Kerusakan yang paling sering terjadi pada pria adalah anus imperforata denga fistula
rektouretra, diikuti fistula rektoperineum kemudian fistula rektovesika atau bladder neck. Pada
wanita, yang tersering adalah defek rektovestibuler, kemudian fistula kutaneusperineal. Yang
ketiga yang tersering adalah persisten kloaka. Lesi ini adalah malformasi yang berspektrum luas
dimana rektum, vagina, dan traktus urinarius bertemu dan bersatu membentuk satu saluran.
Pada pemeriksaan fisik, dapat dilihat satu lubang saja pada perineum. Dan terletak dimana
uretra biasanya ada. Pada keaadaan ini, genital eksternanya hipoplastik.
Cara berpikir dan bertindak dalam menangani malformasi anorektal banyak berubah
sejak tahun 1980-an. Douglas Stephen dan Durham Smith (1965) (FD Stephen dan ED Smith
keduanya ahli bedah anak dari Melbourne, Australia) yang pertama menganjurkan penanganan
malformasi anorektal sesuai letak ujung atresia terhadap otot dasar panggul (levator ani),
sehingga timbul pembagian anomali tersebut menjadi supra levator, translevator dan
intermediet (konsensus international, Melbourne 1970).
Alberto Pena dan de Vries (1982) (A Pena, ahli bedah anak Mexico dan P de Vries, ahli
bedah anak Kansas, USA) memperkenalkan cara eksplorasi malformasi anorektal melalui
deseksi postern sagital mulai dari os coccygeus ke distal tanda anus melalui garis tengah.
Deseksi ini dapat memperlihatkan komponen otot dasar panggul dan jugs ketiga ikat serabut
sfingter ani eksterna yang diabaikan pada metode yang terdahulu. Cara operasi seperti ini
dikenal dengan nama postern sagital anorektoplastik. Suatu konsensus international tentang
malformasi anorektal ini diadakan di Wingspread (1984), sehingga timbul klasifikasi
Wingspread yang membedakan malformasi pada laki-laki dan wanita menjadi 2 golongan.
Embriologi
Secara embriologis, saluran pencernaan berasal dari Foregut, Midgut dan Hindgut.

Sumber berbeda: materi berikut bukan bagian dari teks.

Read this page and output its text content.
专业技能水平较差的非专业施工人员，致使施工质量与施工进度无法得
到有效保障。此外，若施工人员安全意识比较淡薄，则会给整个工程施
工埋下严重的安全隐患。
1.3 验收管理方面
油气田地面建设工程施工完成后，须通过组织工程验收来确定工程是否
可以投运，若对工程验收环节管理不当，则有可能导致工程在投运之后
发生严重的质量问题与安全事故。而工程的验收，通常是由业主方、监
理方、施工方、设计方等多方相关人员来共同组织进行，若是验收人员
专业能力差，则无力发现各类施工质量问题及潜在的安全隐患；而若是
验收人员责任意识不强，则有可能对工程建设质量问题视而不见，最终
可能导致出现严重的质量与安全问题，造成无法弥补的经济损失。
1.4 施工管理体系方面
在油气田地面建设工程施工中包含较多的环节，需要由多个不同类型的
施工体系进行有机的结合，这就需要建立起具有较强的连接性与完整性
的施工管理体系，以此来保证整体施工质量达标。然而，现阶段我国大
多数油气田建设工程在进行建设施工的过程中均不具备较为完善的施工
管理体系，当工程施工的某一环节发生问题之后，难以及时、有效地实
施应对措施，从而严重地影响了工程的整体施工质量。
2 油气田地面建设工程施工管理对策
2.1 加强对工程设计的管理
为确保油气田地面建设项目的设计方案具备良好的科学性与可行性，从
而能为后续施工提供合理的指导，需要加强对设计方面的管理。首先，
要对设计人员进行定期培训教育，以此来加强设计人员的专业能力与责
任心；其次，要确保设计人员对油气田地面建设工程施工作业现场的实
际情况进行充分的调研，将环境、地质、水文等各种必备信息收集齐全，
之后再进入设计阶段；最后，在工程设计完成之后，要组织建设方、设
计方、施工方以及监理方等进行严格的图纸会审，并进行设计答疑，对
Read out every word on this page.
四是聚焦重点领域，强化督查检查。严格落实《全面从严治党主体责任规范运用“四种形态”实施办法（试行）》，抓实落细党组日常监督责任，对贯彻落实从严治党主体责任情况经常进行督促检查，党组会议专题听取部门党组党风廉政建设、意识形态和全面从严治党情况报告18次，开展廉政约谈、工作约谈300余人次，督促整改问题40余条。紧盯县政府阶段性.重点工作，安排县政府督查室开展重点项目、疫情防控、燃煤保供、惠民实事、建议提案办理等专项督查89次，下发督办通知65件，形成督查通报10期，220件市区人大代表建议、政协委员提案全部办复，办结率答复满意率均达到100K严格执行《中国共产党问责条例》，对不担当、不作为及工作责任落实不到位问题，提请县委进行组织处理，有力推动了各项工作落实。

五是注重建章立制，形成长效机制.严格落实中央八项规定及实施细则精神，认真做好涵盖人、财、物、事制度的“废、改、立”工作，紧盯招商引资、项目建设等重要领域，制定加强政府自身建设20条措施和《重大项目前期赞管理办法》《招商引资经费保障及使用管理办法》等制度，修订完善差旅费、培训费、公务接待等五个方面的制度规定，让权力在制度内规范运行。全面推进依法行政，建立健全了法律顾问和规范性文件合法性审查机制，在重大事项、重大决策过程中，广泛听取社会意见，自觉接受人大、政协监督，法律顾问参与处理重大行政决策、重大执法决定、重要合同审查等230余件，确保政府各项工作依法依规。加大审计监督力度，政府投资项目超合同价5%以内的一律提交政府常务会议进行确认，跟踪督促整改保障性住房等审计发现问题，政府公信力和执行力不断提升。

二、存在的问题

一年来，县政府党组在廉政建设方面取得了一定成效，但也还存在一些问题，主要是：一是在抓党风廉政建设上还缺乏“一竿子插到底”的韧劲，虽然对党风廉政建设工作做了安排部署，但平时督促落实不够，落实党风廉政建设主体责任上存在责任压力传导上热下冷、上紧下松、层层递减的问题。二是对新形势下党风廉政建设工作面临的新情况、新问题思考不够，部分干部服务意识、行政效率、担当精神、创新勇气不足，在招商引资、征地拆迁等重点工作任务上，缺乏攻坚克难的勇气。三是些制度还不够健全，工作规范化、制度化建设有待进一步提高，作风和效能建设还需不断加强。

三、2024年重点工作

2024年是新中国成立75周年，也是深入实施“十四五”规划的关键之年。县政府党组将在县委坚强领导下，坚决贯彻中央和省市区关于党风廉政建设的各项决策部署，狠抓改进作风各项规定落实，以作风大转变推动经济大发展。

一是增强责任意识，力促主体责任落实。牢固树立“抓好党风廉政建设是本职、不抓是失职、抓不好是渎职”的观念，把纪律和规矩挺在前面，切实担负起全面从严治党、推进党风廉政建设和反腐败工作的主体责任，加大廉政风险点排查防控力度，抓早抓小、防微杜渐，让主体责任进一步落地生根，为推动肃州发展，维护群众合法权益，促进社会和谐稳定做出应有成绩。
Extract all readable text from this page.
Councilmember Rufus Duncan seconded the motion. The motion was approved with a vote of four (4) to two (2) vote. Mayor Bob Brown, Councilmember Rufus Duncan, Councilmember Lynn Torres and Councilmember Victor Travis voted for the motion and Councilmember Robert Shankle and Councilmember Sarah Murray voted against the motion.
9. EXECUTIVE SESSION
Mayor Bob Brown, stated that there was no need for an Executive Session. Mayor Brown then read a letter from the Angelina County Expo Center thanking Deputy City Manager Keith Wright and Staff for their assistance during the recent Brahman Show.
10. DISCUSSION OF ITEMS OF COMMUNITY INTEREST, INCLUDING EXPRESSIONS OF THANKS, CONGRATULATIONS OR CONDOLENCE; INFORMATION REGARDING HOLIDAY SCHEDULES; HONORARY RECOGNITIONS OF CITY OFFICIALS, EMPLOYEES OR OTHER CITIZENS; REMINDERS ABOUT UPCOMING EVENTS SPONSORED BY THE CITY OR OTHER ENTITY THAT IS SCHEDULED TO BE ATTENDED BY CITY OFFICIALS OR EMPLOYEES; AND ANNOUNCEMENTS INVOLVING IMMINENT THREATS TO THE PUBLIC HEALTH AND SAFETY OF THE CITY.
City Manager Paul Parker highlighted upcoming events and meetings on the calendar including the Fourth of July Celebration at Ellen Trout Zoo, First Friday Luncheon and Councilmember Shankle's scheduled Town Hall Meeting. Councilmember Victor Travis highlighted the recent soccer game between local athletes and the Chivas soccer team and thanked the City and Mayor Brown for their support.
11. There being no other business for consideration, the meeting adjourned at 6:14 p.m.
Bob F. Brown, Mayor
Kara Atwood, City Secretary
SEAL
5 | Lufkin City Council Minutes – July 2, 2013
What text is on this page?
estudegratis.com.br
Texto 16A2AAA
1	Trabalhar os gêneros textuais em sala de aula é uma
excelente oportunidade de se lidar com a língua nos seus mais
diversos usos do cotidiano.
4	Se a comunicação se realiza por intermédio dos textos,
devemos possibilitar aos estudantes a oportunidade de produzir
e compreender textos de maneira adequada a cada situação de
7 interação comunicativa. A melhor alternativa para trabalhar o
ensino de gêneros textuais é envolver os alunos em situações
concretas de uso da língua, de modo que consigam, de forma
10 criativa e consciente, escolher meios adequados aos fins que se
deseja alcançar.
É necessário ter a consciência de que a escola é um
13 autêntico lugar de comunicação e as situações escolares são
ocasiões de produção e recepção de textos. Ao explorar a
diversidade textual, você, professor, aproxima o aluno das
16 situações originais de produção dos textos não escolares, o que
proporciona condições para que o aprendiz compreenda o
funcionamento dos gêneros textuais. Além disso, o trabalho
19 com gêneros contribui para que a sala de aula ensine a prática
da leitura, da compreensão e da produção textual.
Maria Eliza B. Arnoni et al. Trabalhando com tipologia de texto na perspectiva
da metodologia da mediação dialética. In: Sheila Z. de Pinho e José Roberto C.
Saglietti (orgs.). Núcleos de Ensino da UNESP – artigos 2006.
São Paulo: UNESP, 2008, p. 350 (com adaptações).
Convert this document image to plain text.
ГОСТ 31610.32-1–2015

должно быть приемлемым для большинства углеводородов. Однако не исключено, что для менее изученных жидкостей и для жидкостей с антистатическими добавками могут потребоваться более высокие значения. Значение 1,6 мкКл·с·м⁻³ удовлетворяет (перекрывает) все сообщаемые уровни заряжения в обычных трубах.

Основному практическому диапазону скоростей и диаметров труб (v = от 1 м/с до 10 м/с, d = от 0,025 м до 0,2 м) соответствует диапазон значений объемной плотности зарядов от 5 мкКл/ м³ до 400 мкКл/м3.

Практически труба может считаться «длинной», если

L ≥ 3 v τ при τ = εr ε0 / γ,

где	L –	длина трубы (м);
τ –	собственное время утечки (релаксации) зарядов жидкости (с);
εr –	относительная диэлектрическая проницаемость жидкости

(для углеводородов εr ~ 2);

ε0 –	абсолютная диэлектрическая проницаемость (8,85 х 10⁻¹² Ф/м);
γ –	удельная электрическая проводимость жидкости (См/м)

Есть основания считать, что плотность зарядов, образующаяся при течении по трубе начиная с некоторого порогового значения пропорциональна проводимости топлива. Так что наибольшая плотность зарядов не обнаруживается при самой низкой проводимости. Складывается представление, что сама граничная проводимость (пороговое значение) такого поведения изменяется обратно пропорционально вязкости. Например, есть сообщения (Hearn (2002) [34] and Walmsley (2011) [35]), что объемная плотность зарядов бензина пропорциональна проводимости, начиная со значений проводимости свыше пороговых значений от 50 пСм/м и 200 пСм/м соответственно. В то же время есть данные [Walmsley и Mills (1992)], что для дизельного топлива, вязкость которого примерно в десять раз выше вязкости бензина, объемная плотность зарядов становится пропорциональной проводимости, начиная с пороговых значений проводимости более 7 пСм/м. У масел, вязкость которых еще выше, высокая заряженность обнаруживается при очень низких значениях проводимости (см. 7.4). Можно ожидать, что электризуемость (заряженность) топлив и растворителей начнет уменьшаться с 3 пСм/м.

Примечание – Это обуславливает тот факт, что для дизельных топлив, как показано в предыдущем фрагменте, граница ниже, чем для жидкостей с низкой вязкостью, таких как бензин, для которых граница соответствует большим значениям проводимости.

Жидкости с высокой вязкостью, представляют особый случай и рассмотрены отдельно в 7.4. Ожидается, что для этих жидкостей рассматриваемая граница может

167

Foregut akan membentuk faring, sistem pernapasan bagian bawah, esofagus, lambung sebagian
duodenum, hati dan sistem bilier serta pankreas. Midgut membentuk usus halus, sebagian
duodenum, sekum, appendik, kolon ascenden sampai pertengahan kolon transversum. Hindgut
meluas dari midgut hingga ke membran kloaka, membran ini tersusun dari endoderm kloaka,
dan ektoderm dari protoderm / analpit .
Hindgut membentuk sepertiga distal dan kolon tranversum , kolon desenden, sigmoid,
rektum, bagian atas kanalis ani. Endoderm hindgut ini juga membentuk lapisan dalam kandung
kemih dan uretra.
Bagian akhir hindgut bermuara ke dalam kloaka, suatu rongga yang dilapisi endoderm
yang berhubungan langsung dengan ektoderm permukaan. Daerah pertemuan antara endoderm
dan ektoderm membentuk membrana kloaka.
Pada perkembangan selanjutnya, timbul suatu rigi melintang, yaitu septum urorektal,
pada sudut antara allantois dan usus belakang. Sekat ini tumbuh ke arah kaudal, karena itu
membagi kloaka menjadi bagian depan, yaitu sinus urogenitalis primitif, dan bagian posterior,
yaitu kanalis anorektalis. Ketika mudigah berumur 7 minggu, septum urorektal mencapai
membran kloaka, dan di daerah ini terbentuklah korpus perinealis. Membran kloakalis
kemudian terbagi menjadi membrana analis di belakang, dan membran urogenitalis di depan.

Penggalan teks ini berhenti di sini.